In this study, the 1 km AOD retrieved by MERSI onboard FY-3C satellite was employed to estimate the ground-level PM_2.5 over the main urban area in Chongqing, one of the significant metropolitan city in China. To better account for the complex atmospheric and topographical conditions in Chongqing, an advanced statistical model is developed to convert MERSI AOD into PM_2.5 concentration, which comprehensively considers the impact of several meteorological and environmental parameters. This model is achieved by integrating a semi-empirical model into a mixed effect model, and performs better than a single LME model in predicting PM_2.5 during the whole study period. In addition, the data samples of this study were divided into the cold seasons and the warm seasons. Satellite estimates show higher PM_2.5 levels in the cold seasons than in the warm seasons over most of the study area, which agree with the result of local in situ observations.
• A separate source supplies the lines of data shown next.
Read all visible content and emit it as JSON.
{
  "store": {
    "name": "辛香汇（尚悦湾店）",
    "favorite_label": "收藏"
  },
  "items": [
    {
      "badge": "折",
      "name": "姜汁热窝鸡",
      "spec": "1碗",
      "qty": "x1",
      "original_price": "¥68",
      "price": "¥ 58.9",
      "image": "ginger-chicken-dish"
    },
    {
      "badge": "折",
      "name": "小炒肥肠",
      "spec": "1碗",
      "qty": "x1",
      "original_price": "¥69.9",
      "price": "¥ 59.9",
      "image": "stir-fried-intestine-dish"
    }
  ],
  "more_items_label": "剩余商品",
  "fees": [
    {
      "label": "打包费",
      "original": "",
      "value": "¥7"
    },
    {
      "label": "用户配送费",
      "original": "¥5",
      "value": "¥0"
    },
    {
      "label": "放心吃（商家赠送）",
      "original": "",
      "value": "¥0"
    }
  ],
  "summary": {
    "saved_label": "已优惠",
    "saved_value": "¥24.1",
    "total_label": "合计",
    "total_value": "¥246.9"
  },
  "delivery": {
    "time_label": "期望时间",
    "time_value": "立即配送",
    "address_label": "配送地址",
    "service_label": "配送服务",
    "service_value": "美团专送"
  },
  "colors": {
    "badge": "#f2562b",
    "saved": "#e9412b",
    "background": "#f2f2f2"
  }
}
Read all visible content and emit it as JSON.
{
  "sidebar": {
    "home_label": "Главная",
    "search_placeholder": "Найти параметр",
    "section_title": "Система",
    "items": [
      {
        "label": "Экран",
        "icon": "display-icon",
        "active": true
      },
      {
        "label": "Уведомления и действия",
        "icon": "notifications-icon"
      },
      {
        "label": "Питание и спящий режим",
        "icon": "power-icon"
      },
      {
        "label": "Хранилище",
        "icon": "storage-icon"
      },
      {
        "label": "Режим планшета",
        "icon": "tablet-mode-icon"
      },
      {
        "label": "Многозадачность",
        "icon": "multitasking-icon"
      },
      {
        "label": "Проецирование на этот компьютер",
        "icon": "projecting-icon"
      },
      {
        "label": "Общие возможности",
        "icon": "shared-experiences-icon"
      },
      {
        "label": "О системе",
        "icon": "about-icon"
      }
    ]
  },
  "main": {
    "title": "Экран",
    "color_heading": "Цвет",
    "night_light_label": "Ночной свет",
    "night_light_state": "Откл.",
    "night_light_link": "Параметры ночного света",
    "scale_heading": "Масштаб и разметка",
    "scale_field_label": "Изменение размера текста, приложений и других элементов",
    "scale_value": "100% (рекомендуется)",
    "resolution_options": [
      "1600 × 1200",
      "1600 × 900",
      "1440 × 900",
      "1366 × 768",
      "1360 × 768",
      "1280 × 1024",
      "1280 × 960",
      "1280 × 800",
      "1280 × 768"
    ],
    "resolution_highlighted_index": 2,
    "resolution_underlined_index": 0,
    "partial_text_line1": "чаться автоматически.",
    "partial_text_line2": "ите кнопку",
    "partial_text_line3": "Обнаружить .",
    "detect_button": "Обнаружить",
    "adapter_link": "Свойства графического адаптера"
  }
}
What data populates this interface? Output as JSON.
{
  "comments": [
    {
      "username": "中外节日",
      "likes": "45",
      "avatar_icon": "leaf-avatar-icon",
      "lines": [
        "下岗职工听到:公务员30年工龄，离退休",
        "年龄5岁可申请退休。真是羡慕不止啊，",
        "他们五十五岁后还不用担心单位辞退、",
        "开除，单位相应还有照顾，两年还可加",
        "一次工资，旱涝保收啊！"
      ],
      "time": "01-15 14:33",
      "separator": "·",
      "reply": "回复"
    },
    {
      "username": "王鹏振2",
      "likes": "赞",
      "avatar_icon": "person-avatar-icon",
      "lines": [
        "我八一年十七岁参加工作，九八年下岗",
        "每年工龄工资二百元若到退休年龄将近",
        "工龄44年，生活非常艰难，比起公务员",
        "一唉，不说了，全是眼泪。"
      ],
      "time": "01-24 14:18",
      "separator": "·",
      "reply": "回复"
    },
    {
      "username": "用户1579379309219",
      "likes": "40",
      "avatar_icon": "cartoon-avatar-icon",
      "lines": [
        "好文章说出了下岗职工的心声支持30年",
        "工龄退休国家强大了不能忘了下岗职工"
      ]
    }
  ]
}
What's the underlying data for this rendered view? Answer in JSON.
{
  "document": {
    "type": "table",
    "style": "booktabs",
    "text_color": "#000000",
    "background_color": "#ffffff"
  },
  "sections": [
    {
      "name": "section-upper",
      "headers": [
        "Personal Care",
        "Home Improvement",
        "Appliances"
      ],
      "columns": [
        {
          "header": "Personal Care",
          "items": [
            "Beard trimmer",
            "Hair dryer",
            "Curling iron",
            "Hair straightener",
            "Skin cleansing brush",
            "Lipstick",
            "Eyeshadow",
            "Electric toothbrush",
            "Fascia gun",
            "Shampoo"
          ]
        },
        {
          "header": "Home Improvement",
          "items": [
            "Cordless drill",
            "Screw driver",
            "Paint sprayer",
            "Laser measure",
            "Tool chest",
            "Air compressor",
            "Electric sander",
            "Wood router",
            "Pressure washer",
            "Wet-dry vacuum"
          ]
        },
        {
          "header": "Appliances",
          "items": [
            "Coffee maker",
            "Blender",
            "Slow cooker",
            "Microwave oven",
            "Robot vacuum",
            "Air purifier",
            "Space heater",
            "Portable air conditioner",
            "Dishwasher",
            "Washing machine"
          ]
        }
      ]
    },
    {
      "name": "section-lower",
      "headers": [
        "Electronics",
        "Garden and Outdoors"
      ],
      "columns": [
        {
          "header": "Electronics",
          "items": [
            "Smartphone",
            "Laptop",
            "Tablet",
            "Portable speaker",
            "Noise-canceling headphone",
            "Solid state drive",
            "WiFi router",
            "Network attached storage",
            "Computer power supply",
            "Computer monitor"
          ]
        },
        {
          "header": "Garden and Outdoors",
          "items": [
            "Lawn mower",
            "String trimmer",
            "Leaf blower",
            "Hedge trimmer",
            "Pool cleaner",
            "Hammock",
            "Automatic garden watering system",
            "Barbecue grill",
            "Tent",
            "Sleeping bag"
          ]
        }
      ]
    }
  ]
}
A clear spatial pattern of ground-level PM_2.5 in the major urban areas of Chongqing is depicted by MERSI observations. High PM_2.5 levels mainly occur in Yuzhong, the most urbanized and populated district of the city and much lower PM_2.5 is found in vegetated suburban areas, such as Banan and Yubei. This indicates that the air pollution in the major urban areas of Chongqing is mainly contributed by local emissions. Furthermore, the 10 km Level MODIS AOD was used to estimate PM_2.5 and compared with MERSI estimation, which clearly demonstrates the advantages of high resolution MERSI observations in characterizing detailed spatial distribution of local air pollution.

Though promising PM_2.5 estimation has been achieved in this study, our combined statistical model still needs to be improved. Daily or even hourly PBL retrieved by LIDAR or simulated by numerical models will help to better account for the influence of aerosol vertical distribution. We will extend the numbers of years of study to account for meteorological variability from year to year when the satellite can detect more data.